I have finished reading L.D. Wenzel's Caught in the Winds, and have the following comments.
I'm no literary critic, but Wenzel seems to have a writing gift: his sentence structure, his way with adjectives and sense of timing hold the reader's interest. The characters come alive, and the overall plot hangs together and is neatly resolved -thanks to recurrent traits in the main characters. At times I found the story gripping.
Wenzel clearly is wrestling with philosophical issues that engage him. Jack Joplin's phenomenological method is utterly clever, and the author's allusion to Jean Paul Sartre, Gabriel Marcel and Kierkegaard are all appropriate. He might have been alluding to Sartre's novel, Nausea, or his well known theme "existence precedes essence" in Existentialism, or the explicit self-creation in The Transcendence of the Ego. Sartre is not read nowadays as he was in my time.
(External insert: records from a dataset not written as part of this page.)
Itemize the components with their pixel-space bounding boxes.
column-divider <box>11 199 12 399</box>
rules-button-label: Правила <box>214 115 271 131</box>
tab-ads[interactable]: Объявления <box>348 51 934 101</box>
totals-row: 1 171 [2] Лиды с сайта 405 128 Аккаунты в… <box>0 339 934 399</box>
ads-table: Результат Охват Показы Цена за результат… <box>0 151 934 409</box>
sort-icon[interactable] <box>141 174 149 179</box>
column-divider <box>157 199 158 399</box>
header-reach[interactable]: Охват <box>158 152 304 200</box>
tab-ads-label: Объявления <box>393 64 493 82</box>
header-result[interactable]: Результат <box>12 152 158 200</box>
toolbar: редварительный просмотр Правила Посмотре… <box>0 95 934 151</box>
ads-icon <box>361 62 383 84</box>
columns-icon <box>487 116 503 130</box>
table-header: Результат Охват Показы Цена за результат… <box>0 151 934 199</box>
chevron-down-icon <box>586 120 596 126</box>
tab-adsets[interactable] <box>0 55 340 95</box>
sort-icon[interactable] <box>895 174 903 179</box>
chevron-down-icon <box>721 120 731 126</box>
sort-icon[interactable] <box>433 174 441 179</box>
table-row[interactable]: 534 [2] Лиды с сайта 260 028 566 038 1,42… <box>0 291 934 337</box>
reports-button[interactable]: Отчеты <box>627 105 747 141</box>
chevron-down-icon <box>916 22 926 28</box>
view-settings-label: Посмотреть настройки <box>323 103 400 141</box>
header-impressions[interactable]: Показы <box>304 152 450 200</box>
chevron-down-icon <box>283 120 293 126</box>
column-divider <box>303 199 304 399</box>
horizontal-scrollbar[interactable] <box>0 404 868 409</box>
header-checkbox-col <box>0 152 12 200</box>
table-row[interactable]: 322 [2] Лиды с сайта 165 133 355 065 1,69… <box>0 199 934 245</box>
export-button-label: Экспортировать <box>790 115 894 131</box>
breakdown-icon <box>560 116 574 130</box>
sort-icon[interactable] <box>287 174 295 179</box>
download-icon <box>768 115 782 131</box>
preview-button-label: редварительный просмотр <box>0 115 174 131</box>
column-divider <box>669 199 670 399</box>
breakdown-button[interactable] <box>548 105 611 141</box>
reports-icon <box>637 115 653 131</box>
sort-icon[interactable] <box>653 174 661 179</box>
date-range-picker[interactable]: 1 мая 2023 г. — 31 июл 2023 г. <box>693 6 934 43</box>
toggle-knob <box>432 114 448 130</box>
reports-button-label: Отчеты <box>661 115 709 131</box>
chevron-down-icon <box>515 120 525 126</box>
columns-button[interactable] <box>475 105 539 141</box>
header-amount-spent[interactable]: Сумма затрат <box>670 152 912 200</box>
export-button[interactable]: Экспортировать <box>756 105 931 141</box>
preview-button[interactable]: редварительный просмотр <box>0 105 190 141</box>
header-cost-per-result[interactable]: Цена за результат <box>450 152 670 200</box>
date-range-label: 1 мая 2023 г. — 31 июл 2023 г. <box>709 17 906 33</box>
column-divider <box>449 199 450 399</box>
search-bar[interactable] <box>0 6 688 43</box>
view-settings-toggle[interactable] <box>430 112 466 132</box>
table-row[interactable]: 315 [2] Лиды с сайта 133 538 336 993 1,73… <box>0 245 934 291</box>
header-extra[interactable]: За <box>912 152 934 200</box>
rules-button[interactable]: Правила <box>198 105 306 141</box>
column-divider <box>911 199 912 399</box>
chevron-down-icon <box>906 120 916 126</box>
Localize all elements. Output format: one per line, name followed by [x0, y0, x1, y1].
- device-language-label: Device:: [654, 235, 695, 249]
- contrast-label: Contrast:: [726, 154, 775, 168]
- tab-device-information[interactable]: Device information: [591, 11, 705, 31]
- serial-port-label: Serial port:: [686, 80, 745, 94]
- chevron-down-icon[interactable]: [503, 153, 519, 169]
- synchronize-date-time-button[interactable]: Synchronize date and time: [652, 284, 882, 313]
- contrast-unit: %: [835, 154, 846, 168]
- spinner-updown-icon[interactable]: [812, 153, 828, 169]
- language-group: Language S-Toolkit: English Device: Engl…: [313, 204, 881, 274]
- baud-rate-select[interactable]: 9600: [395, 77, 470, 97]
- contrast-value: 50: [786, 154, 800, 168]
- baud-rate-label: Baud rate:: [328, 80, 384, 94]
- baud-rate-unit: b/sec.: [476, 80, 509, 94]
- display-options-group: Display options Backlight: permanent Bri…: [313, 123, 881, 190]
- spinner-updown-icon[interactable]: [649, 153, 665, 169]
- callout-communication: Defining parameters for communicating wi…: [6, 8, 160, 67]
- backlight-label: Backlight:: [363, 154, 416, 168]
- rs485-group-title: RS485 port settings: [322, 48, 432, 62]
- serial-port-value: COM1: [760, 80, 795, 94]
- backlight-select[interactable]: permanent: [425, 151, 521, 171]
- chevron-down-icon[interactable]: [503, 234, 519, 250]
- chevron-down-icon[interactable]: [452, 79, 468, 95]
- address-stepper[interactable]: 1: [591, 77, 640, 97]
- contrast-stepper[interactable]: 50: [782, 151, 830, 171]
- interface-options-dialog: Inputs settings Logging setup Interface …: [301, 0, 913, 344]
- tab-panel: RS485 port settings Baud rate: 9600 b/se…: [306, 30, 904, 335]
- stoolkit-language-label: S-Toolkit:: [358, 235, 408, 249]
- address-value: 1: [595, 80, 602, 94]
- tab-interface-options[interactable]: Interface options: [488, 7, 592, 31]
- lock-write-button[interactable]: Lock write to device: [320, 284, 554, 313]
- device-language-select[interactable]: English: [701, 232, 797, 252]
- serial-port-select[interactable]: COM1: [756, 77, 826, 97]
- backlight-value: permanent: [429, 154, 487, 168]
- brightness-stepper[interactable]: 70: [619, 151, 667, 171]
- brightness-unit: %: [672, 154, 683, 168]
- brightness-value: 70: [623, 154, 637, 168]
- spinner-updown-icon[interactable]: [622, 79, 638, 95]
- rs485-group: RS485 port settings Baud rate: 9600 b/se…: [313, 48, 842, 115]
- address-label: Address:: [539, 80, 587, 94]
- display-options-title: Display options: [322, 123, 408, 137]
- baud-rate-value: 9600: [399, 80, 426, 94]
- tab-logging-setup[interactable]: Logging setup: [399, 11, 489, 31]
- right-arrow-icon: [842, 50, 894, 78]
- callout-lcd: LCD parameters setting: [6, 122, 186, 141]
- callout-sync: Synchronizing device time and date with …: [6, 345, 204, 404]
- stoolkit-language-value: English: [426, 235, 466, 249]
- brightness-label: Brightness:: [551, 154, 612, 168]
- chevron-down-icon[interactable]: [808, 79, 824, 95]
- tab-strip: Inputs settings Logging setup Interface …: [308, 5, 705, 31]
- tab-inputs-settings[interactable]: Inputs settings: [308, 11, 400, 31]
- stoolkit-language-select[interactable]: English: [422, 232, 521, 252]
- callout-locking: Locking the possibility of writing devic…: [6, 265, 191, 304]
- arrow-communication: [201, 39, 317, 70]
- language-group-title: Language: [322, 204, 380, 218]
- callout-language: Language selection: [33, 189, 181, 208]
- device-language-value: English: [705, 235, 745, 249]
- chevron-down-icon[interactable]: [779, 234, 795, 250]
The idea of friendship plays a large role in this novel about personal self discovery. This is also a topic of philosophical interest today, starting with a return to Aristotle's Nicomachean Ethics and over to today's C.S. Lewis' The Four Loves -one of which is friendship.
I have encouraged Wenzel to keep on writing. My one concern with this novel was that some of the religious extremism struck me as unrealistic.
Dec. 6, 2005
Wenzel is an American author who lives in Norway. He specializes
in religious fiction, reflective with noir settings and suspense.